Process for Attack Simulation and Threat Analysis (PASTA)
While the Microsoft SDLC fits the needs of a software organization that releases products requiring security, PASTA very much applies to the information needs of large enterprises. Created by Tony UcedaVélez, a founder of an information security consultancy, and Marco Morana, an Information Security Strategist at Citi, PASTA focuses on risk management as a way to link information security to the financial concerns of executives.
The PASTA methodology builds upon the Microsoft SDLC, beginning likewise with a list of stages:
- Define business objectives: What are the business objectives of the application and the business risk of breaches? Who are the proposed users and what are the use cases? What are the relevant governance and compliance standards?
- Technical scope: What technology stacks do you have? What are the components? What comprises the infrastructure and third-party services?
- Application decomposition: How do the components work together? What are the sequence diagrams and DFDs (Data Flow Diagrams)?
- Threat analysis: Examine the threat landscape of your industry. Study available threat intelligence. Understand which threats are relevant to this application and their probabilities.
- Vulnerability assessment: What is weak in the application? Study standards for vulnerability enumeration.
- Attack enumeration: List the attacks that might take advantage of application vulnerabilities. Map exploits to DFDs.
- Countermeasure development/residual risk analysis: Manage risks by mitigating the most probable and impactful threats and understand remaining risks. Develop cost-benefit analyses of mitigations.

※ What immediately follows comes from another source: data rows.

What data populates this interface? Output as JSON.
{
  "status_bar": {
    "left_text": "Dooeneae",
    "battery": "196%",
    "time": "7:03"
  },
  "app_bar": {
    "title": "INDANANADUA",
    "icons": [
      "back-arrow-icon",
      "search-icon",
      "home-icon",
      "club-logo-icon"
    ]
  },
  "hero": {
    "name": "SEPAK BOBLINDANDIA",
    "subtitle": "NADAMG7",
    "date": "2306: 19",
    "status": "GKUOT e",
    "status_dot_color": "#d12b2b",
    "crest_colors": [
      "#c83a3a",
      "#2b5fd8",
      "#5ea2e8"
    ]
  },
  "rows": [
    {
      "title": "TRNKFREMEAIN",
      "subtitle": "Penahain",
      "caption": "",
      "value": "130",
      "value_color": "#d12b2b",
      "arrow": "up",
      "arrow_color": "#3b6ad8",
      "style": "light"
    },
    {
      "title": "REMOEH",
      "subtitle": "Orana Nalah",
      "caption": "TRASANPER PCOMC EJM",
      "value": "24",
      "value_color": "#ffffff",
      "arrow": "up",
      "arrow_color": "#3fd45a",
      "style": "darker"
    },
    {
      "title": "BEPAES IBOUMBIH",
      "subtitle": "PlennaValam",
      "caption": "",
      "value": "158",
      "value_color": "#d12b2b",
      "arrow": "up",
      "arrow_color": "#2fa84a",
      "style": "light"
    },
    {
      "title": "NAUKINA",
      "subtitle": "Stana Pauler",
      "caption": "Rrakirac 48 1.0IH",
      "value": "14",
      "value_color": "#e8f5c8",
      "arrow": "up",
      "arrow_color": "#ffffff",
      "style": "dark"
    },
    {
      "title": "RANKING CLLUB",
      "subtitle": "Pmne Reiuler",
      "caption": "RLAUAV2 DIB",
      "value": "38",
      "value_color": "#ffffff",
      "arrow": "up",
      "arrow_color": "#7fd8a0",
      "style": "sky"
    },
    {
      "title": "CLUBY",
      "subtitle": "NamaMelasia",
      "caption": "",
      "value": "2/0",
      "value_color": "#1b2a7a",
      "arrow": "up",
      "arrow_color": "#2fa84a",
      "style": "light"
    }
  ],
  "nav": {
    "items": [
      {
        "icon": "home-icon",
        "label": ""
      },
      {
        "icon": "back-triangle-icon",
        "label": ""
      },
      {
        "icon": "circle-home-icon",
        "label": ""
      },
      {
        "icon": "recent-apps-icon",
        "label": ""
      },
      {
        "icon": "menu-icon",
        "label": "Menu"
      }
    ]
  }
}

Each stage consists of a set of activities with defined inputs and outputs and a RACI chart mapping roles within the methodology to roles within the enterprise, all culminating in a business-centric risk management proposal designed to win executive support. The methodology is appropriate to software development within large enterprises as it orchestrates the roles of the many stakeholders involved.
Conclusion
While the final result might be a list of bug tickets or a comprehensive risk management plan, threat modeling methodologies all share common themes: a systematic approach involving multiple stakeholders and techniques that aims at a comprehensive listing of threats, prioritizations, and mitigations.
As your organization or application might face unique threats or have special requirements, I would recommend pulling from each methodology whatever makes sense. Borrow, mix, and adapt. Most importantly, get started. There can be no comprehensive security without threat modeling, and you will improve with practice.